Observability, Meet Natural Language Querying with Query Assistant 

Query Assistant: Natural Language Querying in Honeycomb

11 Min. Read

Engineers know best. No machine or tool will ever match the context and capacity that engineers have to make judgment calls about what a system should or shouldn’t do. We built Honeycomb to augment human intuition, not replace it.

However, translating that intuition has proven challenging. A common pitfall in many observability  tools is mandating use of a query language, which seems to result in a dynamic where only a small percentage of power users in an organization know how to use it. We’ve invested in solutions like Query Builder UI to make Honeycomb easier to use, but we recognize that even this hasn’t truly made observability feel like it’s something anyone on any team can participate in. Today, we’re having another go at this problem.

We’re thrilled to announce the launch of Query Assistant today to all users at no additional cost.
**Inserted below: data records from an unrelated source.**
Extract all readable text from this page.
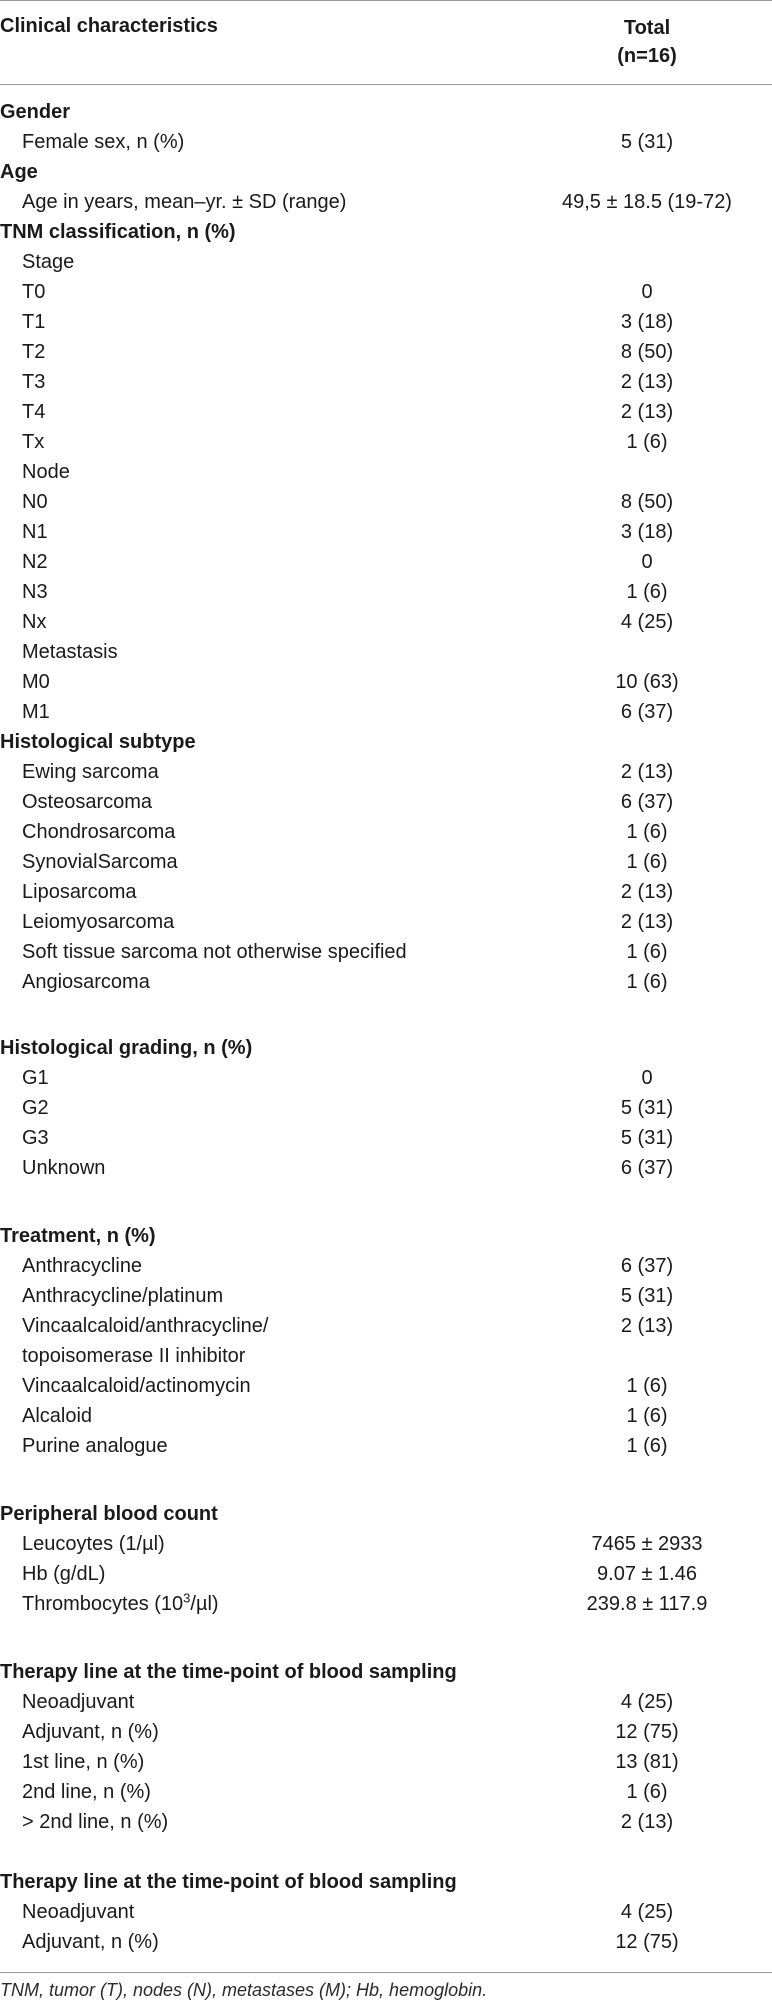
Clinical characteristics	Total
(n=16)
Gender
Female sex, n (%)	5 (31)
Age
Age in years, mean–yr. ± SD (range)	49,5 ± 18.5 (19-72)
TNM classification, n (%)
Stage
T0	0
T1	3 (18)
T2	8 (50)
T3	2 (13)
T4	2 (13)
Tx	1 (6)
Node
N0	8 (50)
N1	3 (18)
N2	0
N3	1 (6)
Nx	4 (25)
Metastasis
M0	10 (63)
M1	6 (37)
Histological subtype
Ewing sarcoma	2 (13)
Osteosarcoma	6 (37)
Chondrosarcoma	1 (6)
SynovialSarcoma	1 (6)
Liposarcoma	2 (13)
Leiomyosarcoma	2 (13)
Soft tissue sarcoma not otherwise specified	1 (6)
Angiosarcoma	1 (6)
Histological grading, n (%)
G1	0
G2	5 (31)
G3	5 (31)
Unknown	6 (37)
Treatment, n (%)
Anthracycline	6 (37)
Anthracycline/platinum	5 (31)
Vincaalcaloid/anthracycline/	2 (13)
topoisomerase II inhibitor
Vincaalcaloid/actinomycin	1 (6)
Alcaloid	1 (6)
Purine analogue	1 (6)
Peripheral blood count
Leucoytes (1/µl)	7465 ± 2933
Hb (g/dL)	9.07 ± 1.46
Thrombocytes $(10^3/\mu l)$	239.8 ± 117.9
Therapy line at the time-point of blood sampling
Neoadjuvant	4 (25)
Adjuvant, n (%)	12 (75)
1st line, n (%)	13 (81)
2nd line, n (%)	1 (6)
> 2nd line, n (%)	2 (13)
Therapy line at the time-point of blood sampling
Neoadjuvant	4 (25)
Adjuvant, n (%)	12 (75)
TNM, tumor (T), nodes (N), metastases (M); Hb, hemoglobin.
With Query Assistant, you can describe or ask things in plain English like “slow endpoints by status code” and Query Assistant will generate a relevant Honeycomb query for you to iterate on. As with all features in Honeycomb, it’s meant to be interactive and iterative. We want you to take what Query Assistant builds for you and tweak it with the Query Builder UI, run it again, or share it with a teammate!

Query Assistant merely scratches the surface when it comes to how we can thoughtfully apply AI to observability, but it’s an exciting first step. Let’s dive into how you can use Query Assistant today.


Get the guide on best practices for building GenAI apps.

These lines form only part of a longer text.